Monday, Jun. 15, 1998

Nicely Naughty

By RICHARD CORLISS

In moon-princess luster, she is the heir to Winona Ryder. As an icon of indie film, she's a teen Parker Posey. But don't waste comparisons on Christina Ricci. At 18, she is her own, clever young actress grown up onscreen from the gothic child playing with dead things in Casper and The Addams Family to the buxom blond in The Opposite of Sex. "I love her access to her dark places," says Sex auteur Don Roos. "There's a very mature, adult mind behind that childlike face."

There always has been. The daughter of a primal-scream therapist who became a lawyer and a fashion model and real estate agent who raised four kids, Ricci was a devoted reader of C.S. Lewis' The Chronicles of Narnia. She has conflicting memories of her young self. "I was the good child," she says, "always well behaved. Even if I wanted to kill someone." She also says, "I was an evil child--well, misguided. I just felt school was never going to end, that there was a weird smell in the classroom I was going to have to smell for the rest of my life. If a little kid could be depressed, I guess I was depressed."

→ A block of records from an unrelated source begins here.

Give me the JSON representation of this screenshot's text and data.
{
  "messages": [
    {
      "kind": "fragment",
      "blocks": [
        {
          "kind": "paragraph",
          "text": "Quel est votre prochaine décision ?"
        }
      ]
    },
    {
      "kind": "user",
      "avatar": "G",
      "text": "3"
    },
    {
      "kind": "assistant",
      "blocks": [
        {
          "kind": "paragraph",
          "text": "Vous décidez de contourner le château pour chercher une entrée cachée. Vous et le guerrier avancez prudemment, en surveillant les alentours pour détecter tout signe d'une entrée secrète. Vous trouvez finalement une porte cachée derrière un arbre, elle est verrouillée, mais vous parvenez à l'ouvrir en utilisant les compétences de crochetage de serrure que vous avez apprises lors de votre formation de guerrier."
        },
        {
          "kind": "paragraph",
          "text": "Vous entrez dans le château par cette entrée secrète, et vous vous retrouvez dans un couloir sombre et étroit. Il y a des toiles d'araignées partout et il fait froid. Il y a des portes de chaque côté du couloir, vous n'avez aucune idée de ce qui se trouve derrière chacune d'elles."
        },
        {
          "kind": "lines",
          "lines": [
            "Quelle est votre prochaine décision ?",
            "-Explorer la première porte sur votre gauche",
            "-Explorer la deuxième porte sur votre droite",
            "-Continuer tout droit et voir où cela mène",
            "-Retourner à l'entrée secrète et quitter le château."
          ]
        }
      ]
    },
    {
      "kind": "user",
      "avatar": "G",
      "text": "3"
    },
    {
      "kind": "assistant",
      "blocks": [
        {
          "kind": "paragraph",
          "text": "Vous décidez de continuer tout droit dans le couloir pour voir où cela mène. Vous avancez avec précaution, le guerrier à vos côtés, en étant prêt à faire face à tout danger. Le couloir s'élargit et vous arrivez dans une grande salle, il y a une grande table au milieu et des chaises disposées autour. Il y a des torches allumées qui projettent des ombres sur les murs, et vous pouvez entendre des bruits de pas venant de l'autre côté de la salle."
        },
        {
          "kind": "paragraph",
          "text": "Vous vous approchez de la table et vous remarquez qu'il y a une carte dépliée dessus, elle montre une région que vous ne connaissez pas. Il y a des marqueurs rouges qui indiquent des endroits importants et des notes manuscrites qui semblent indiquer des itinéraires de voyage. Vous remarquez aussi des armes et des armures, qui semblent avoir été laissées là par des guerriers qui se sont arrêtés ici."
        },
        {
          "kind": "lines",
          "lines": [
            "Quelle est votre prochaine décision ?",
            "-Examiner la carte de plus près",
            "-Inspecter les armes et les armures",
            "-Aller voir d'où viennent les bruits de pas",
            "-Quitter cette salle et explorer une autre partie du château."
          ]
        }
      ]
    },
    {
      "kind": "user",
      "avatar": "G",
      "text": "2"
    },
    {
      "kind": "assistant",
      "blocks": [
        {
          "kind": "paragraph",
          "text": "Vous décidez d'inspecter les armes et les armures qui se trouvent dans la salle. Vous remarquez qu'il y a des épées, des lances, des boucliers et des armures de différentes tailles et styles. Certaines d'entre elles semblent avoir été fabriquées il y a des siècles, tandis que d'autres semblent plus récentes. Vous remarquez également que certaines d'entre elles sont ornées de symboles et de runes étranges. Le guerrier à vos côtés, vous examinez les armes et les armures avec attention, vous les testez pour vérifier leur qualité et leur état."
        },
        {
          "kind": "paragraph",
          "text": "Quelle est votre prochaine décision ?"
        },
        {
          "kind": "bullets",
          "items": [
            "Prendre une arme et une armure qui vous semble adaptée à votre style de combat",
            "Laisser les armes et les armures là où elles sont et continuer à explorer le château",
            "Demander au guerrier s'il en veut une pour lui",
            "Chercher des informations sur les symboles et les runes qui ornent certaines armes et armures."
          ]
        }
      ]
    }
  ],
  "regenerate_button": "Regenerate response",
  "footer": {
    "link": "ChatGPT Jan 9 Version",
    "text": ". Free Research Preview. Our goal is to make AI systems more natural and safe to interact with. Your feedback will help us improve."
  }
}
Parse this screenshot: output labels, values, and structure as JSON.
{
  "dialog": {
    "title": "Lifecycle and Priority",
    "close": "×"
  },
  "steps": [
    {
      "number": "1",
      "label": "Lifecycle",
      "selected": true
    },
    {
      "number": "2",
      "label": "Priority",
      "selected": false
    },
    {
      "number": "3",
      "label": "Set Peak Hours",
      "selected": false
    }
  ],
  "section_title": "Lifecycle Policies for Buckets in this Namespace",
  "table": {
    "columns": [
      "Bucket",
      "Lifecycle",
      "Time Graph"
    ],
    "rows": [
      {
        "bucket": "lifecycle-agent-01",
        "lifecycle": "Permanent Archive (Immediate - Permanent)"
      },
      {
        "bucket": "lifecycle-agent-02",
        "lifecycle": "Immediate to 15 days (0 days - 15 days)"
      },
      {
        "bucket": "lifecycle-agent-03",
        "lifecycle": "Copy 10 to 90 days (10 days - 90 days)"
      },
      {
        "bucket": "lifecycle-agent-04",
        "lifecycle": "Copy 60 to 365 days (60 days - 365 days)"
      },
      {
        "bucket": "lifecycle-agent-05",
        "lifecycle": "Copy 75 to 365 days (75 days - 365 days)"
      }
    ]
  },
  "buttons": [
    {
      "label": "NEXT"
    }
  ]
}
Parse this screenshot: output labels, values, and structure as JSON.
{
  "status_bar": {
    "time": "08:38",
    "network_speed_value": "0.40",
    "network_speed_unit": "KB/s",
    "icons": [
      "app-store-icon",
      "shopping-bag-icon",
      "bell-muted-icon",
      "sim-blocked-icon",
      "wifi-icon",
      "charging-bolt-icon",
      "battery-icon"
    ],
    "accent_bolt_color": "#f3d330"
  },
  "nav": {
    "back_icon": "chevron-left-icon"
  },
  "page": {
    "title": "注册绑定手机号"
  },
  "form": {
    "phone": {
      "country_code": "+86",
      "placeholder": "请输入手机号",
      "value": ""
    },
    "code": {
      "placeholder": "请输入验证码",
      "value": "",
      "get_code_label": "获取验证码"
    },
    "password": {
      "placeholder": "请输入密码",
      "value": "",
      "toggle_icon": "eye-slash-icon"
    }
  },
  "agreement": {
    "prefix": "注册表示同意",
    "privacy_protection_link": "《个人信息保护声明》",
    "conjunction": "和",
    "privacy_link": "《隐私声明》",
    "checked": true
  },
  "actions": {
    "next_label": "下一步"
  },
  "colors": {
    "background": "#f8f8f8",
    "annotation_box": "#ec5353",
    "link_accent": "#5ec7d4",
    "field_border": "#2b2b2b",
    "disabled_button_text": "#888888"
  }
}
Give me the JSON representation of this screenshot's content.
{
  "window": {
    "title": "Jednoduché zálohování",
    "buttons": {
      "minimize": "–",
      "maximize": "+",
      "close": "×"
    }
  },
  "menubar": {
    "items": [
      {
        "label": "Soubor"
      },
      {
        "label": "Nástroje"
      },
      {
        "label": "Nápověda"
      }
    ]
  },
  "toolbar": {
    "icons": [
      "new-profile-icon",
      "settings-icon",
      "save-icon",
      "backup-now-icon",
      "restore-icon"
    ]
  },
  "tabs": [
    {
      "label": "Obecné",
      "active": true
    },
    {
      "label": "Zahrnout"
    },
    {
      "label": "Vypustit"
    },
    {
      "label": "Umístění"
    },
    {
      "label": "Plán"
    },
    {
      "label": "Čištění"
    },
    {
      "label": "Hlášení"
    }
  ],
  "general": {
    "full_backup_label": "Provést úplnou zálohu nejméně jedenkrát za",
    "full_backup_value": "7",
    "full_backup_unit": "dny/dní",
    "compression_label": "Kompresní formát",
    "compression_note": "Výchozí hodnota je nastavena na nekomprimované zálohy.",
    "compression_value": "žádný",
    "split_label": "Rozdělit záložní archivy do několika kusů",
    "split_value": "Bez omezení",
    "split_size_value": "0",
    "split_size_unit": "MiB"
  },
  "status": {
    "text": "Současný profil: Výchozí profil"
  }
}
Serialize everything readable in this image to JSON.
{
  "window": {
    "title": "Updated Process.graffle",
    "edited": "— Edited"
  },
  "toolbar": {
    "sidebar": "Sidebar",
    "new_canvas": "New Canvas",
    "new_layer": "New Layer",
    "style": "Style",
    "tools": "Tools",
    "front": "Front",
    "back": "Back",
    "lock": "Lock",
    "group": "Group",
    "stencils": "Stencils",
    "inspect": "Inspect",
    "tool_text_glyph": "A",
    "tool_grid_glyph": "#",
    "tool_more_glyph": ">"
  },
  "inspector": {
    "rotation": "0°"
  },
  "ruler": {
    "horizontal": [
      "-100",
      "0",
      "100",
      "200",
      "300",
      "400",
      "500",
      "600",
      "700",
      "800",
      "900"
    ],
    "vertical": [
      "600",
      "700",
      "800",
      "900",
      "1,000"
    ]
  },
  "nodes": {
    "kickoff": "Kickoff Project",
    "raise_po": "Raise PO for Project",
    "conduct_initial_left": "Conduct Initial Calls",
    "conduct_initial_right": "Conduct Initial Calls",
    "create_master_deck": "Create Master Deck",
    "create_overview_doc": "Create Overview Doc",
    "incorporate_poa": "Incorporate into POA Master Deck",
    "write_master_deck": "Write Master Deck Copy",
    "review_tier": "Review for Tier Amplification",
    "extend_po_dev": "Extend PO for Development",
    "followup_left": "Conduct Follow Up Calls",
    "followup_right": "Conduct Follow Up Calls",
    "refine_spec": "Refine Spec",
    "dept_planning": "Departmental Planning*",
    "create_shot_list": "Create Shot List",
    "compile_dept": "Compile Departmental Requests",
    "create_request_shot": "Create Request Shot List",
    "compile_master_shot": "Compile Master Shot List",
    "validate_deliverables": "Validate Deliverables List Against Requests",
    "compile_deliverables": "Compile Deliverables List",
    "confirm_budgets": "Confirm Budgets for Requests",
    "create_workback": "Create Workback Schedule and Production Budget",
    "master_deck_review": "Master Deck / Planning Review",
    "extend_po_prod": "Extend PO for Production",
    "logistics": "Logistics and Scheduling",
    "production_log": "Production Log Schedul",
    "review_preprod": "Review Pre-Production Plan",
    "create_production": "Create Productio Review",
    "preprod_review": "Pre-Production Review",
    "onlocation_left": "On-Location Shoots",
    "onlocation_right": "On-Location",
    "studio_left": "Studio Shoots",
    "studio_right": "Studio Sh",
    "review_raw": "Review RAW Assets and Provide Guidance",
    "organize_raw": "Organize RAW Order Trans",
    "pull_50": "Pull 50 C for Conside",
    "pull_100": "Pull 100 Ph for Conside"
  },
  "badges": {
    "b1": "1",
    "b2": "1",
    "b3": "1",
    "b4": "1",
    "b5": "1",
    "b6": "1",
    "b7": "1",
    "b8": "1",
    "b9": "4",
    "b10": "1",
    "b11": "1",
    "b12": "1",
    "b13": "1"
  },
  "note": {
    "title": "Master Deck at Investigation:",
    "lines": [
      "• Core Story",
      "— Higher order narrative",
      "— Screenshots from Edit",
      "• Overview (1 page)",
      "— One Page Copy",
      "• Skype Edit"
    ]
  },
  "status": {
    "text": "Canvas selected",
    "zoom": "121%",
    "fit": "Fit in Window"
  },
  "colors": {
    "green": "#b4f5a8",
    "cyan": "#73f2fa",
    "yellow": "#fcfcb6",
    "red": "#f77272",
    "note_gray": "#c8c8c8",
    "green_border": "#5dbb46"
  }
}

Acting, which she has done since age 8, was her escape route. "You know how little kids always want to have a job, to be their fathers with the briefcases? Well, this job gave me a purpose." Now, she confesses, she's no longer always angry--"although I am kind of enraged on a regular basis."

With roles in half a dozen eccentric projects, including Fear and Loathing in Las Vegas, 200 Cigarettes and Vincent Gallo's Buffalo '66, Ricci has no interest in acting lessons. "It's my job--why would I want to do it in my free time?" She has already achieved so much so soon: she's been, and become, Christina Ricci.